His sudden departure has prompted a stormy response in the community, with critics taunting the paper, saying it proves their claims of his and The Sun's bias, and with others claiming that The Sun has knuckled under to political pressure.

But in fact, Olesker is gone because of the pattern of evidence that he had violated a basic principle of journalistic ethics - in some columns, he copied the work of others without attribution.

Olesker acknowledged his responsibility in an interview with Sun reporter Nick Madigan for an article Wednesday reporting his resignation:

"I am sorry to say that in the course of doing those columns I unintentionally screwed up a handful of paragraphs. I am embarrassed by my sloppiness."

Inside The Sun newsroom, the pain of Olesker's departure has been mixed with sober reflection and sometimes passionate discussion of journalistic responsibilities at a time when newspapers and other media are bombarded with criticism for widely reported ethical lapses and mistakes.

It has not been uncommon for journalists to borrow facts and other material in the public domain from stories that previously appeared in their paper. But this practice has definite limits. Whenever possible, Sun writers are expected to do their own reporting, and when material is borrowed it is expected to be credited to the source.

Now, more than ever, bloggers and other media critics are holding The Sun and other media to that standard.

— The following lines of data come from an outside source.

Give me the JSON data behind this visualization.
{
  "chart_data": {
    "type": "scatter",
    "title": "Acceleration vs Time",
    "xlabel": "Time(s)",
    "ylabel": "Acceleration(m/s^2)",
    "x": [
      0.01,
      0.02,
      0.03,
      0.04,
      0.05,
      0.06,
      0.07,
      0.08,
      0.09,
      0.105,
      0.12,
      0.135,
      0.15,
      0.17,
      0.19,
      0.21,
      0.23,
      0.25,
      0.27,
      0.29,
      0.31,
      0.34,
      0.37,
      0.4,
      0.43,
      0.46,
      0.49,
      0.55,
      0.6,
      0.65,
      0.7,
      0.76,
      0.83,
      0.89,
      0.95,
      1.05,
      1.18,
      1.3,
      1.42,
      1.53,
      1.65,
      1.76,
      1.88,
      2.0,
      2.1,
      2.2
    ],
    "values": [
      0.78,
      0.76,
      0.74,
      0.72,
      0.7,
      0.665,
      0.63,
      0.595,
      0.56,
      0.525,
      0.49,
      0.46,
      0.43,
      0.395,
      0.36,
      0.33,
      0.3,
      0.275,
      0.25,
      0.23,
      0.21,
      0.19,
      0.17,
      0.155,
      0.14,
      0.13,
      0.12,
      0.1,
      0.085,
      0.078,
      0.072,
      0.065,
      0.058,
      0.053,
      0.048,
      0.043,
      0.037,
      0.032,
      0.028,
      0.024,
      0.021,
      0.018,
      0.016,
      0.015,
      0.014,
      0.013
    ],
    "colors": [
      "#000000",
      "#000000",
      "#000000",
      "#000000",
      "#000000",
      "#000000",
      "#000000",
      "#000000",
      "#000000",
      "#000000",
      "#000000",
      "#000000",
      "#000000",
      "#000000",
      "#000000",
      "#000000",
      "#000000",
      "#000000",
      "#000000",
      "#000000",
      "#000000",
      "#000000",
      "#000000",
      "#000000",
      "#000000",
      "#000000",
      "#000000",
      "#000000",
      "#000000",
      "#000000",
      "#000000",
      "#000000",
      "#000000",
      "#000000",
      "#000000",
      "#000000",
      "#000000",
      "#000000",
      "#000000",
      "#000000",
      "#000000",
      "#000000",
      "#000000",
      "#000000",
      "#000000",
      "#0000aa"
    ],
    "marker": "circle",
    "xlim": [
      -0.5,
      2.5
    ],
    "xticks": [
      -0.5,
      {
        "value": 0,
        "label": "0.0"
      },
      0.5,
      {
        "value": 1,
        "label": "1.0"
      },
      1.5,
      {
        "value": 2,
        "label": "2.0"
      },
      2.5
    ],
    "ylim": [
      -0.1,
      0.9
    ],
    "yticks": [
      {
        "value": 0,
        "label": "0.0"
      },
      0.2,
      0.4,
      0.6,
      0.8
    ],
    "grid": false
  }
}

The chain of events leading to Olesker's resignation began with a Dec. 24 correction of a Dec. 12 column, in which he described a scene from former U.S. Sen. Max Cleland's life in almost the identical language used in a 2003 Washington Post article.

After an inquiry, Sun editors determined that Olesker's error was not plagiarism but his failure to attribute the material to the Post. The correction explained that Olesker had mistakenly used the Post quote, which he had recorded in his notebook and had mixed up with notes of his own.

The Sun had just begun a broader review of Olesker's recent work when Gadi Dechter, a reporter for the City Paper who was preparing an article about circumstances surrounding the Cleland correction, presented Sun editors with several other examples of passages in recent columns that were similar or virtually identical to sentences and passages in the Post and The New York Times. This was an issue of attribution, not inaccuracy.

The Sun independently confirmed the City Paper's findings. The newspaper's internal investigation is continuing.

The combination of these instances showed that even though most of the material in question was basic background information, Olesker broke the cardinal rule found in The Sun's ethics code: "When we use facts gathered by other news organizations, we attribute them. ... Staff members must not use anyone else's work and present it as theirs."

Sun editors discussed the situation with Olesker, and he resigned a few hours later.

When the news of Olesker's departure broke, a number of readers wrote or called to say they believed the columnist resigned because of political pressure.

"I believe this had more do with pressure from the Ehrlich administration than it has to do with plagiarism," Denise Baker said. "Is the Sun selling out to the political right?"

Glenford Hynson said: "Ehrlich and his cronies have caused someone far more important to Baltimore and Maryland to resign and step out of the picture."

But in fact, The Sun has stood firmly behind the columnist since Gov. Robert L. Ehrlich Jr.'s administration banned executive employees from talking to Olesker and reporter David Nitkin in November 2004 over claims of unfair and inaccurate reporting.

As public editor, I examined the administration's list of grievances, responded in print and online to each, and recommended corrections and clarifications. I ultimately concluded, however, that the charges of gross inaccuracies were unfounded.

The Sun also filed a First Amendment lawsuit seeking to have the ban lifted. The newspaper has lost the first round in federal court. Its appeal is pending.

Olesker's case clearly is not in the same realm as those of Jayson Blair and Jack Kelley, the former reporters for, respectively, The New York Times and USA Today who falsified locations, made up people and concocted quotes.

But a pattern of "sloppiness," or in this case a pattern of recklessness, is not defensible.

Dechter's article Wednesday represented the kind of reporting that the alternative press stars at: scrutinizing the larger media organizations.